Yesterday-ish, from Justin Reich:
I was also somewhat surprised to learn that in many systems, it is actually quite difficult to get a raw dump of all of the data from a student or class. Many systems don’t have an easy “export to .csv file” option that would let teachers or administrators play around on their own. That’s a terrible omission that most systems could fix quickly.
A couple years ago, working on an LMS evaluation, I kept getting asked what reporting features each potential platform had. Can this platform generate type-of-report-X? About 8 years ago, working on a ePortfolio evaluation, the same question came up — where are the reports? Does this have report Y?
I’d always point out that we didn’t want reports, we wanted data exports and data APIs that allowed us to generate our own reports, reports that we could change as we developed new questions and theories, or launched new initiatives in need of tracking. The data solutions we’re likely to see have real impact (with no offense to Reich’s Law of Doing Stuff) are likely to come from grassroots tinkering.

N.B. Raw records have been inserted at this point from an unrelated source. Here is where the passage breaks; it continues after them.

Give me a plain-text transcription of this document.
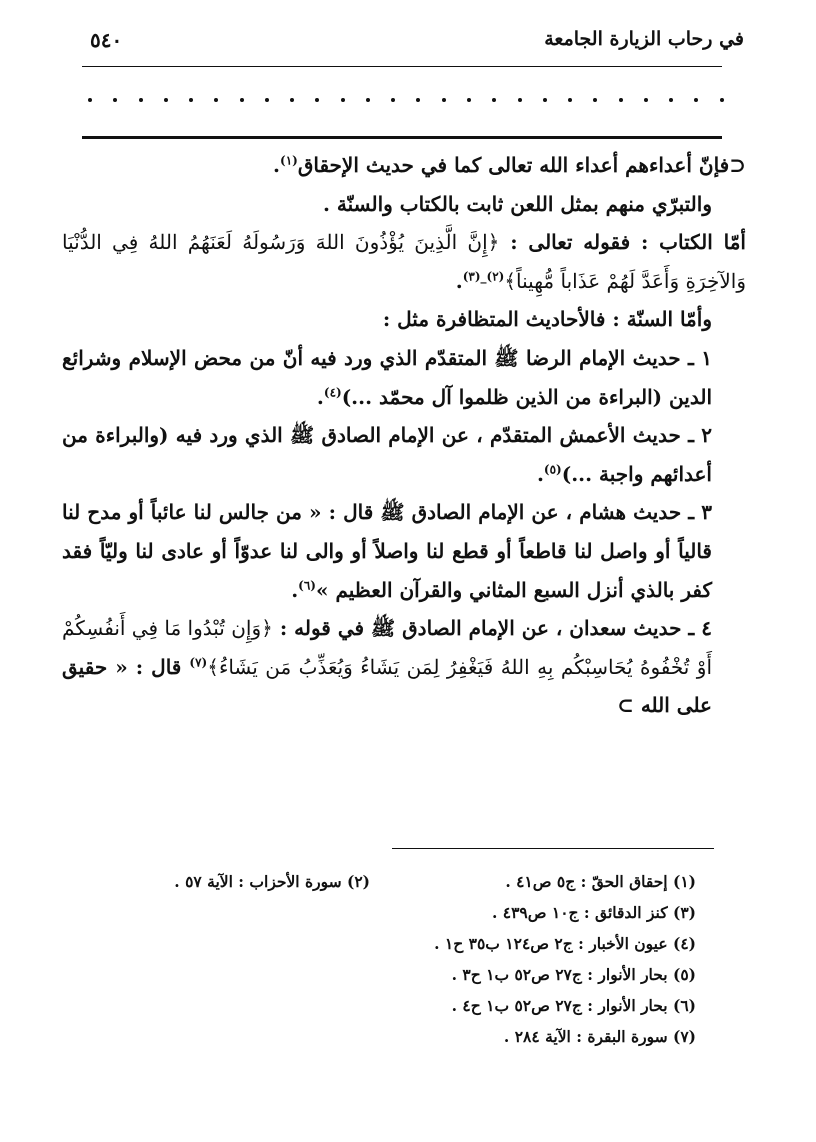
في رحاب الزيارة الجامعة
٥٤٠

⊂فإنّ أعداءهم أعداء الله تعالى كما في حديث الإحقاق$^{(١)}$.

والتبرّي منهم بمثل اللعن ثابت بالكتاب والسنّة .

أمّا الكتاب : فقوله تعالى : ﴿إِنَّ الَّذِينَ يُؤْذُونَ اللهَ وَرَسُولَهُ لَعَنَهُمُ اللهُ فِي الدُّنْيَا وَالآخِرَةِ وَأَعَدَّ لَهُمْ عَذَاباً مُّهِيناً﴾$^{(٢)\_(٣)}$.

وأمّا السنّة : فالأحاديث المتظافرة مثل :

١ ـ حديث الإمام الرضا ﷺ المتقدّم الذي ورد فيه أنّ من محض الإسلام وشرائع الدين (البراءة من الذين ظلموا آل محمّد ...)$^{(٤)}$.

٢ ـ حديث الأعمش المتقدّم ، عن الإمام الصادق ﷺ الذي ورد فيه (والبراءة من أعدائهم واجبة ...)$^{(٥)}$.

٣ ـ حديث هشام ، عن الإمام الصادق ﷺ قال : « من جالس لنا عائباً أو مدح لنا قالياً أو واصل لنا قاطعاً أو قطع لنا واصلاً أو والى لنا عدوّاً أو عادى لنا وليّاً فقد كفر بالذي أنزل السبع المثاني والقرآن العظيم »$^{(٦)}$.

٤ ـ حديث سعدان ، عن الإمام الصادق ﷺ في قوله : ﴿وَإِن تُبْدُوا مَا فِي أَنفُسِكُمْ أَوْ تُخْفُوهُ يُحَاسِبْكُم بِهِ اللهُ فَيَغْفِرُ لِمَن يَشَاءُ وَيُعَذِّبُ مَن يَشَاءُ﴾$^{(٧)}$ قال : « حقيق على الله ⊃

(١) إحقاق الحقّ : ج٥ ص٤١ .
(٢) سورة الأحزاب : الآية ٥٧ .
(٣) كنز الدقائق : ج١٠ ص٤٣٩ .
(٤) عيون الأخبار : ج٢ ص١٢٤ ب٣٥ ح١ .
(٥) بحار الأنوار : ج٢٧ ص٥٢ ب١ ح٣ .
(٦) بحار الأنوار : ج٢٧ ص٥٢ ب١ ح٤ .
(٧) سورة البقرة : الآية ٢٨٤ .
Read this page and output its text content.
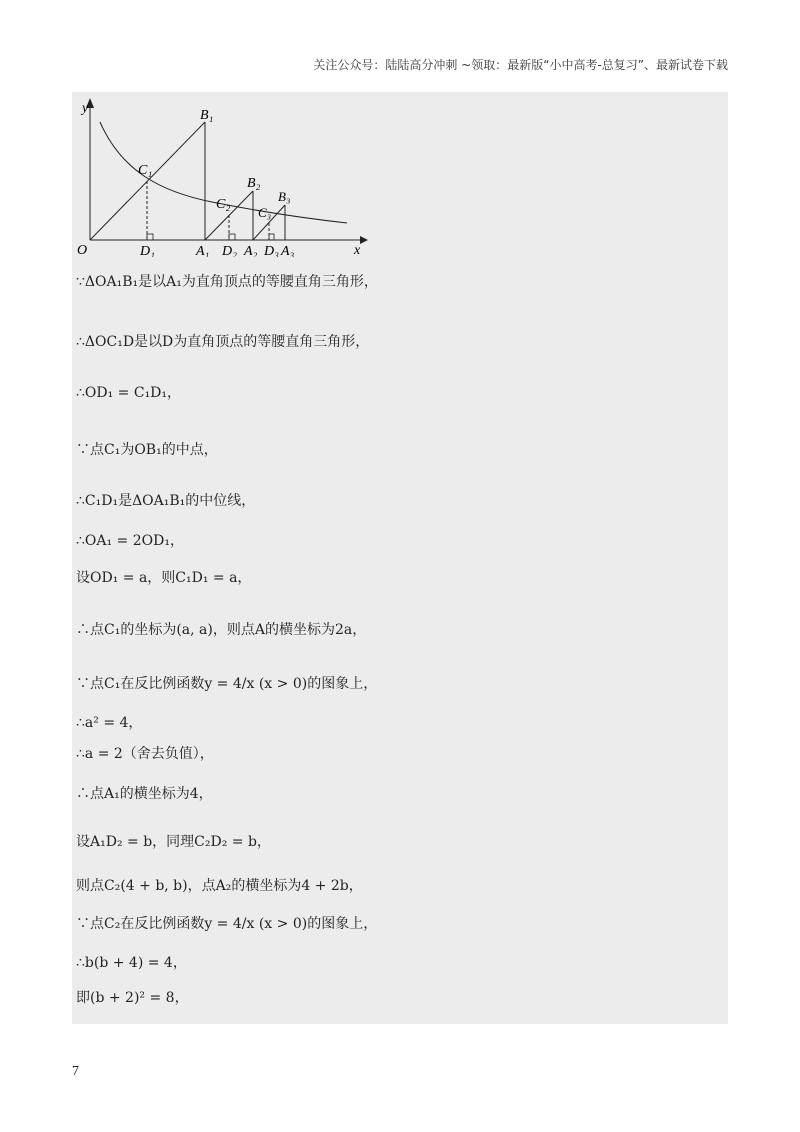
关注公众号：陆陆高分冲刺 ~领取：最新版“小中高考-总复习”、最新试卷下载
y
x
O
B₁
C₁
D₁	A₁
C₂
B₂
D₂ A₂
C₃
B₃
D₃ A₃
∵ΔOA₁B₁是以A₁为直角顶点的等腰直角三角形，
∴ΔOC₁D是以D为直角顶点的等腰直角三角形，
∴OD₁ = C₁D₁，
∵点C₁为OB₁的中点，
∴C₁D₁是ΔOA₁B₁的中位线，
∴OA₁ = 2OD₁，
设OD₁ = a，则C₁D₁ = a，
∴点C₁的坐标为(a, a)，则点A的横坐标为2a，
∵点C₁在反比例函数y = 4/x (x > 0)的图象上，
∴a² = 4，
∴a = 2（舍去负值），
∴点A₁的横坐标为4，
设A₁D₂ = b，同理C₂D₂ = b，
则点C₂(4 + b, b)，点A₂的横坐标为4 + 2b，
∵点C₂在反比例函数y = 4/x (x > 0)的图象上，
∴b(b + 4) = 4，
即(b + 2)² = 8，
7
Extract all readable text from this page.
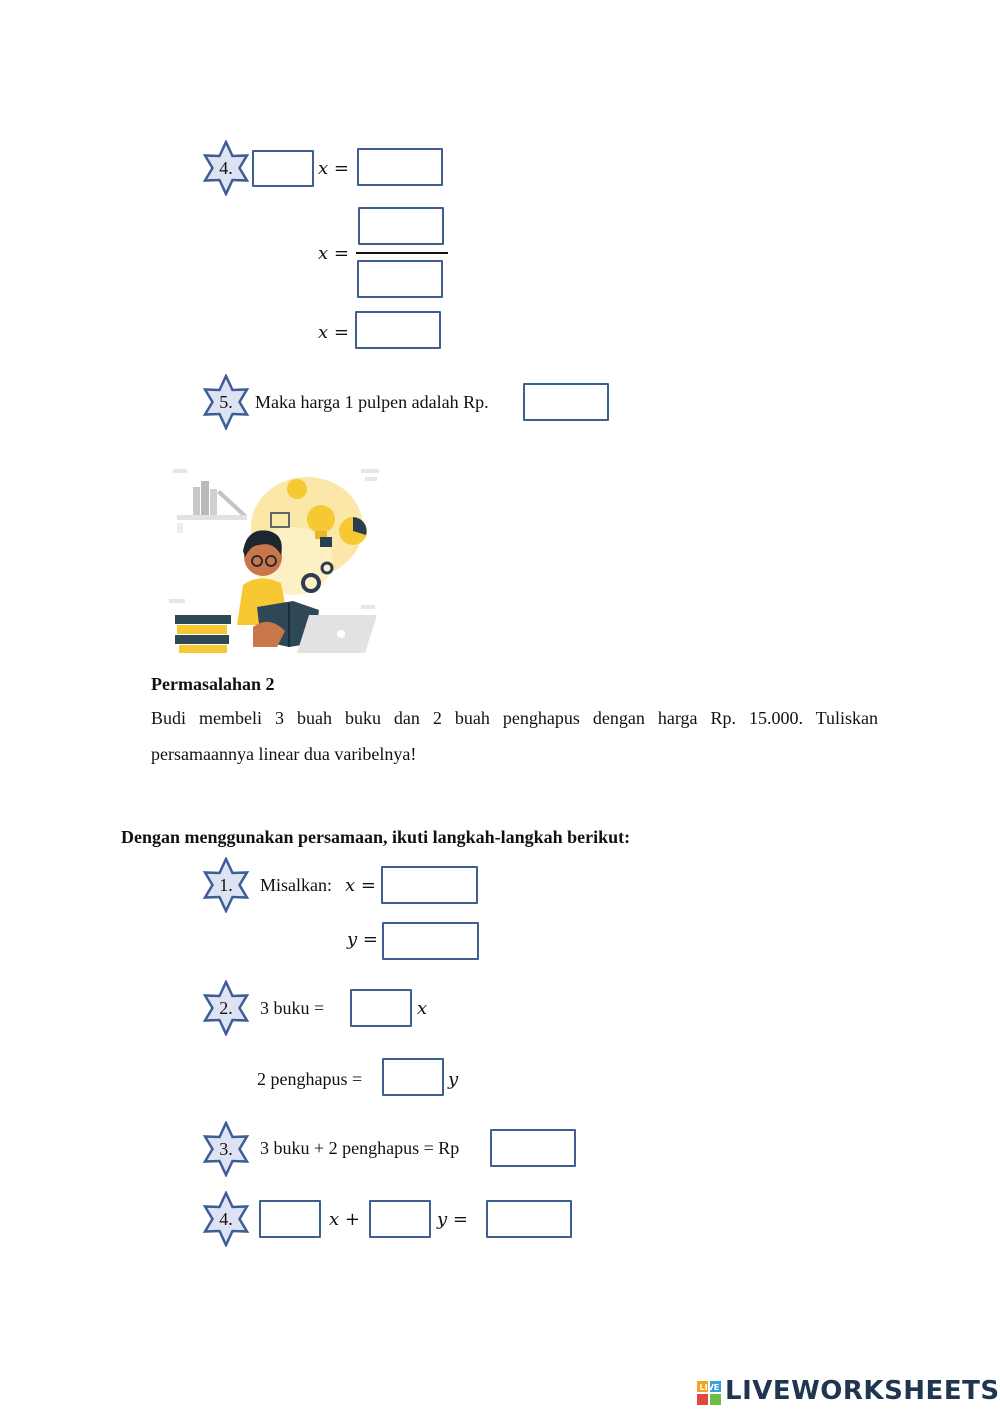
4.	x =
x =
x =
5.	Maka harga 1 pulpen adalah Rp.
Permasalahan 2
Budi membeli 3 buah buku dan 2 buah penghapus dengan harga Rp. 15.000. Tuliskan
persamaannya linear dua varibelnya!
Dengan menggunakan persamaan, ikuti langkah-langkah berikut:
1.	Misalkan: x =
y =
2.	3 buku =	x
2 penghapus =	y
3.	3 buku + 2 penghapus = Rp
4.	x +	y =
LIVE LIVEWORKSHEETS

Data that is exportable in common formats can be processed with common tools, and solutions built in those common tools can be broadly shared. CSV-based reports developed and adopted by Framingham State can be adopted by Keene State or WSU overnight. A solution one of your physics faculty develops can be quickly applied across all entry level courses.
What you want is not “reports” but sensible, easy, and relatively unfettered access to data. And if you don’t have someone on your campus that can make sense of such data, then you need to either hire that person, or give up on the idea that a canned set of reports are going to help you. When fields are mature, canned and polished reigns. But when they are nascent (as is the field of analytics) hackability is a necessity.